La répression, sous la forme de la brutalité policière, à une place très particulière dans le film : on ne trouve pas cette détestable fascination pour la police que l’on peut voir dans d’autres productions. Ici la police est quasiment absente du champ, la caméra est résolument dans la manifestation, à l’intérieur. Donc pas de fétichisation comme chez Dufresne, pas de reproduction de sa toute-puissance en image. Puisque l’autrice et ses interlocuteurs vivent cette brutalité, le film est anti-flic par nécessité et par défense. L’autrice est elle-même gazée et terrorisée en live, la caméra continue de tourner, l’objectif vers le sol, on entend sa difficulté à respirer. C’est par expérience que la police est tenu à distance dans le film comme dans la rue.
Blessures
Pourtant la police est bien là, elle sature le hors-champ : le film ne ment pas sur sa force et sur tout ce qu’elle empêche ou produit de souffrances. Simplement il y a un geste très différent de celui qui est fait d’habitude : on ne montre pas sa force, le film ne se fait pas la chambre d’échos de l’image policière. Montrer son inhumanité passe par d’autres biais : On voit une personne blessée au sol, il se trouve que c’est quelqu’un que nous avons rencontré plus tôt dans le film, que nous avons entendu parler, avec qui nous avons été en relation. L’identification empathique fonctionne : on est touché par le fait que cette personne, si semblable à nous-même, est victime d’un tir de flashball à la tête.
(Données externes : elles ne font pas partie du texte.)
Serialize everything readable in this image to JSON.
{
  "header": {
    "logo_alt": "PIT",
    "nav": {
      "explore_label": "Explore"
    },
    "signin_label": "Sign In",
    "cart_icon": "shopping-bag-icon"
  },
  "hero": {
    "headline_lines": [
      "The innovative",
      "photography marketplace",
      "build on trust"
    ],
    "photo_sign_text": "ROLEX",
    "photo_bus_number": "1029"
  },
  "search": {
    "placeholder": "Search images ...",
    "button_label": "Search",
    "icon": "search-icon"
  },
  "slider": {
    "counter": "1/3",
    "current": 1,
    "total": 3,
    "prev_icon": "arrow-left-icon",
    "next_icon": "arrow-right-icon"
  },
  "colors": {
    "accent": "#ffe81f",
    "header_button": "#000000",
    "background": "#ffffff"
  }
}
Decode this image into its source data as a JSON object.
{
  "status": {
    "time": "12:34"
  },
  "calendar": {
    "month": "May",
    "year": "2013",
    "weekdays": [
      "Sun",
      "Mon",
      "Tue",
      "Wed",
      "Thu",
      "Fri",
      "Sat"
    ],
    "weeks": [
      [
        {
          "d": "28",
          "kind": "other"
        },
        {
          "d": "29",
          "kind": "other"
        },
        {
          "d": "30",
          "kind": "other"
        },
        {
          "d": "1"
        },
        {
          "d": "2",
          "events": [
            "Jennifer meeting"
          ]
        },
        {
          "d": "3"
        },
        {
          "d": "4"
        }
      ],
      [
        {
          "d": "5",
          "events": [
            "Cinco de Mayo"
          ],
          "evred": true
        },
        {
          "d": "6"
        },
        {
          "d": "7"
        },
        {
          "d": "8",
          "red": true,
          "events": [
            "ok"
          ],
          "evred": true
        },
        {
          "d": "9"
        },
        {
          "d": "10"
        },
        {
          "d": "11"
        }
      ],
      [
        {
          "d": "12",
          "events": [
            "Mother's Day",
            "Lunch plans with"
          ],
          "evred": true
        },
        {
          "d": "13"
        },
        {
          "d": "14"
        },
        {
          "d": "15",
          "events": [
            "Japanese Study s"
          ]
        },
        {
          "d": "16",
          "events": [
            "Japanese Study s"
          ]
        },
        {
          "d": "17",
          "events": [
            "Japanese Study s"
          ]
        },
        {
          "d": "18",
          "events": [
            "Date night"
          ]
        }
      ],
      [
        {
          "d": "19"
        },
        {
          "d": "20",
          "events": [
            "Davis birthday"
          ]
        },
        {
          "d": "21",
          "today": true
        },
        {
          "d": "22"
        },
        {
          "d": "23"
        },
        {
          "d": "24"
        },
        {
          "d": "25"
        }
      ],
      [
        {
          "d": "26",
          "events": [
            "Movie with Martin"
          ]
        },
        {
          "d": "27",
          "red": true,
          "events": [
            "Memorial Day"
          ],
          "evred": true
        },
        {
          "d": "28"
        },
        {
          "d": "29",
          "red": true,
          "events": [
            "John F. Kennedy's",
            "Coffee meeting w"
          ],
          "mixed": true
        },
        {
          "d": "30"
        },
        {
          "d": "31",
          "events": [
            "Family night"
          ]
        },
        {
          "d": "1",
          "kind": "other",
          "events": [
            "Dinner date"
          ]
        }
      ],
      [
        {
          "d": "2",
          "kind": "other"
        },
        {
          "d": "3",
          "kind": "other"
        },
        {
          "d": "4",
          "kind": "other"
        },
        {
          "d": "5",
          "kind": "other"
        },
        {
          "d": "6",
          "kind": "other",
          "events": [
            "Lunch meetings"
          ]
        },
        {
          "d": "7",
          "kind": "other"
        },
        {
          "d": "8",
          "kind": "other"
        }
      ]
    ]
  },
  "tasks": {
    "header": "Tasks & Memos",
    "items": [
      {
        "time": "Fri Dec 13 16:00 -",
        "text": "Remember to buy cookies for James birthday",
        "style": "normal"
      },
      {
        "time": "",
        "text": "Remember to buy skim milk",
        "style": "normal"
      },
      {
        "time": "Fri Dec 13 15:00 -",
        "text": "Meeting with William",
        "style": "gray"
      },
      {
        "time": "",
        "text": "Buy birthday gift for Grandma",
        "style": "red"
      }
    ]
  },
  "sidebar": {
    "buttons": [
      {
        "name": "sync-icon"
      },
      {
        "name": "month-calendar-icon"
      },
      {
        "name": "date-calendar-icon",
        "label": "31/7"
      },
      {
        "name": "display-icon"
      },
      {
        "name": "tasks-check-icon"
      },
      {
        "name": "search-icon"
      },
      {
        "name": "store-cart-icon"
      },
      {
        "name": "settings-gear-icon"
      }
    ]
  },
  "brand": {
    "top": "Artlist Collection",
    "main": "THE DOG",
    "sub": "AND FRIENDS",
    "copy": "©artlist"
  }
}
C’est ce lien qui permet réellement de se sentir concerné par cette blessure ; comme dans la manifestation, c’est ce qu’on partage qui nous rend si sensible aux autres.
Tout en parlant d’autre chose, d’amour par exemple, le film montre avec clairvoyance l’amplitude de la brutalité policière lors du mouvement des gilets jaunes. On pourrait aller plus loin et dire que c’est même parce qu’il parle d’autre chose, et d’amour justement, qu’on accepte de voir la gravité de cette violence en face. Dans le film – encore une fois, comme en manif – c’est ce qui se passe de fou entre les gens, qui permet d’affronter cette terrible réalité qu’est la répression policière. C’est pour ça que le film est généreux. En donnant à voir ce qu’il y a de radicalement humain et joyeux dans la révolte le film permet aux spectateurs de se révolter à leur tour contre la répression qui l’empêche et de supporter les différentes couches de violences exposées.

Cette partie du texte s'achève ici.